On peut se réjouir de cet attrait soudain pour le clitoris. On peut aussi s’interroger sur le fait qu’il ait été invisible toutes ces années, alors que ces informations étaient publiques, à portée de clic. L’anatomie du clitoris a été imposée dans le débat public par ce que Camille Froidevaux-Metterie appelle « le tournant génital du féminisme ». Les femmes ont analysé que le patriarcat les a privé de l’organe de leur plaisir pour mieux les contrôler et sont en train de rattraper le retard. Or c’est cette lecture politique qui tend dernièrement à être effacée par ceux qui aujourd’hui s’approprient ces recherches.

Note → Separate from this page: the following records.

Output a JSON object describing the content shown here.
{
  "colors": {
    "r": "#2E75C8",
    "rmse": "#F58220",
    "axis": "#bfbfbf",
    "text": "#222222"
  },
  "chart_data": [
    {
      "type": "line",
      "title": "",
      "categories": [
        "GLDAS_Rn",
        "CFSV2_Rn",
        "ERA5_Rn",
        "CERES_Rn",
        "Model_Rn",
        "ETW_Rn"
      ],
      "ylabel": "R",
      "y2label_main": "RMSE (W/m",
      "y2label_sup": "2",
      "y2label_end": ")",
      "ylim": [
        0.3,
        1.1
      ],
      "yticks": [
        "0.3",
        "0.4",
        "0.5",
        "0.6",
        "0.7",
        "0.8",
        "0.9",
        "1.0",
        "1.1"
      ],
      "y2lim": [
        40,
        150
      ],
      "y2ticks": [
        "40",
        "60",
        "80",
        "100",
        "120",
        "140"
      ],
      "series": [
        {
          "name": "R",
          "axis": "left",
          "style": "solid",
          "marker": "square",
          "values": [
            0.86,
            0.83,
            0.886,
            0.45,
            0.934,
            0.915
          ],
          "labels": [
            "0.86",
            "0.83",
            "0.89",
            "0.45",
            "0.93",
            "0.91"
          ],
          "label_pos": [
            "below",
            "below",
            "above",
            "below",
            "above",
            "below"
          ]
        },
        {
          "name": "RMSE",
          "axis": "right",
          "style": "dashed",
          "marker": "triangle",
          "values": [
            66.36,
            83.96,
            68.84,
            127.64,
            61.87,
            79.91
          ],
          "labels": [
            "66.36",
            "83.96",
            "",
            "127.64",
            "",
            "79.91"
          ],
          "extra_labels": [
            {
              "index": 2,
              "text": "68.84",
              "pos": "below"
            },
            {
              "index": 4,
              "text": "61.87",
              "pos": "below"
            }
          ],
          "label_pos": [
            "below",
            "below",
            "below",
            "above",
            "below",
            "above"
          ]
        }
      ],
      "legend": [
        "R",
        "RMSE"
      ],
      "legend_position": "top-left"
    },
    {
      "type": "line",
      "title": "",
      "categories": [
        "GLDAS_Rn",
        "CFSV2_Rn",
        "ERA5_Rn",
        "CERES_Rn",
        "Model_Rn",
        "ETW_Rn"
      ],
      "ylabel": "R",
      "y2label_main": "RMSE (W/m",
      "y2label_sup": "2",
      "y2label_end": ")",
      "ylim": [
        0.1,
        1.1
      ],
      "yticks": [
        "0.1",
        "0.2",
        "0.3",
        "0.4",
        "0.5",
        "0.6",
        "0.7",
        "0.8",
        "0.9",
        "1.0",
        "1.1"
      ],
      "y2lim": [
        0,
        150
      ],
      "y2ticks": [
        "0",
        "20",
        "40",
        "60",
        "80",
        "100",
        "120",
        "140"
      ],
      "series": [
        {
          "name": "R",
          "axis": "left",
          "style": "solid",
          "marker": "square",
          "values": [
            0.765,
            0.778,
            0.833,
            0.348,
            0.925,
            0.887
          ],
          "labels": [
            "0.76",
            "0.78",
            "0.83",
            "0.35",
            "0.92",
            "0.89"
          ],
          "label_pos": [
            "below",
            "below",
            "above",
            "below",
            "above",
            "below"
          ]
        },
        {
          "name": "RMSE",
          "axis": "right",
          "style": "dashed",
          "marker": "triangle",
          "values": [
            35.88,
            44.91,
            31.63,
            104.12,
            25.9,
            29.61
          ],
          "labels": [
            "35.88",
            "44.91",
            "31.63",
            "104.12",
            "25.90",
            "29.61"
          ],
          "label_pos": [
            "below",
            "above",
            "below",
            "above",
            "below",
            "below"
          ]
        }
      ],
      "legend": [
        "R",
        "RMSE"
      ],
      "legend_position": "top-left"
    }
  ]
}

En novembre 2016, Allô Docteurs sur France 5 fait (enfin) son premier sujet sur l’anatomie réelle du clitoris. Dans leur émission de 2008 intitulée Le vagin, fourreau du désir par exemple, le schéma était encore faux, représenté comme un petit bouton externe. À ma connaissance il n’y a eu aucun rectificatif, pas plus que d’explication politique sur la méconnaissance de l’organe, ni de mention du mot patriarcat, tellement absent à la télévision qu’on pourrait le surnommer « celui dont on ne doit pas prononcer le nom ».

Les récupérations du sujet se font de plus en plus nombreuses. Cette vidéo Les mystères du clitoris de mai 2017 en est un exemple. Le Youtuber DanstonCorps y donne une leçon d’anatomie, habillé en blouse blanche. Il incarne un médecin, sans jamais analyser la responsabilité du monde médical dans la méconnaissance du clitoris. Il utilise par ailleurs des schémas venant des travaux précédents (O’Connel, Buisson, etc…) sans les créditer. 1,2 millions de vues docteur.

 

La palme du clitowashing revient certainement à Saforelle (refourgueur de savons à vulve inutiles), qui a crée la campagne « The missing page », « la page manquante », pour promouvoir le schéma du clitoris à jour dans les manuels scolaires. C’est à peu de choses près le travail détaillé et bénévole que propose l’excellent site SVT-égalité depuis des années, dont Saforelle a repris les schémas, sans les rémunérer. La campagne se termine par cette phrase « comment prendre soin de son intimité si on ne la connaît pas » et nous invite à acheter un soin lavant fraîcheur.

 

 

« Le capitalisme se débrouille toujours pour nous vendre ce qu’il a commencé par détruire » lit-on dans Sorcières de Mona Chollet. Le même système qui a construit la détestation et la méconnaissance du sexe féminin, alors que le vent tourne, se prépare déjà à nous le revendre en boîtes. Nous y reviendrons dans le film.

Une des forces du patriarcat c’est d’arriver sans cesse à ré-écrire l’histoire sans faire d’auto-critique, en effaçant l’apport des femmes et se présentant sous son meilleur jour. Gageons que cette fois-ci, ce ne sera pas si simple. C’est aussi pour raconter cela que je réalise le documentaire Le plaisir féminin.